Bei dieser Art der Wahrnehmung geht es nicht um ein Interpretieren, sondern um freies Assoziieren. Fragen wie „wo zieht es dich hin, wenn du auf dieses Bild schaust?“  oder „was kommt dir spontan in den Sinn?“ wecken Assoziationsketten. Zunächst haben diese subjektiven Assoziationen mit dem Wahrnehmenden selbst zu tun, es sind seine individuellen Impulse. Für den zuhörenden Künstler ist daher auch immer wieder wichtig zu betonen, dass die Assoziationen für ihn brauchbar sein können, aber nicht müssen. Wie beim Pilze sammeln oder auf dem Flohmarkt nimmt man nur mit, was man gebrauchen kann.

Immer wieder zeigt sich, dass subjektiven Assoziationen mit den Themen und Problemen des Künstlers zu tun haben. Wir kennen diese Phänomene auch aus der Ausstellungsarbeit, bei der fremde Personen stellvertretend für Familienmitglieder oder auch für ein Thema oder Symptom eines Klienten konstellativ im Raum gestellt werden und sodann die Wahrnehmungen beschreiben. Wer selber schon einmal eine solche Aufstellungsarbeit erlebt hat, staunt darüber, wie passgenau die Stellvertreter Aussagen der repräsentierten Personen wiedergeben oder Gefühle beschreiben. Dass das funktioniert, basiert auf Resonanz. Es werden Phänomene sichtbar, die mit Feldwissen problemlos erklärt werden können (dazu auch mein Beitrag „mit der Kunst die Intuition einfangen“. Wir können viel mehr wahrnehmen, als wir hinlänglich glauben.
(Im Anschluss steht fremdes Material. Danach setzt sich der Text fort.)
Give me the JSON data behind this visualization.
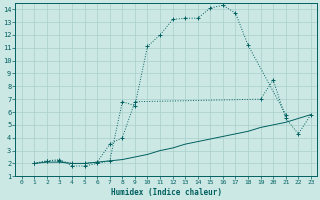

Und das ist keine Hokuspokus oder Hellseherei, sondern eine natürliche menschliche Fähigkeit.

Literatur

[1] Yell0 – Die Techno-Dandies lassen es immer noch krachen (24.02.2017).

[2] Diening (2016). Tagesspiegel, Yello-Gründer Dieter Meier in Berlin „Der letzte Provokateur“, 21.09.2016

[3] Tenzer, Eva (2017, S. 36). Warum macht der Mensch Kunst? Psychologie heute.2017. S. 34 ff.

[4] Claus Christian Carbon, „Der andere Blick“, Gehirn&Geist, Heft 2/2020, S. 20 (25).

[5] Ulrike Hinrichs (2019), Kunst als Sprache der Intuition. Der holografische Ansatz in der Kunsttherapie und kunstanalogen Transformationsprozessen. Synergia.

[6] Hartmut Rosa (2016, S. 246). Resonanz

[7] Lumma, Klaus – Michels, Brigitte – Lumma, Dagmar (2009, S. 16). Quellen der Gestaltungskraft.

[8] Gindel, Barbara (2001, S. 39). Anklang finden – emotionale Resonanz. In: Storz, Dorothee; Oberegelsbacher, Dorothea. Wiener Beiträge zur Musiktherapie, Band 3, Theorie und klinische Praxisvals psychotherapeutisches Grundprinzip.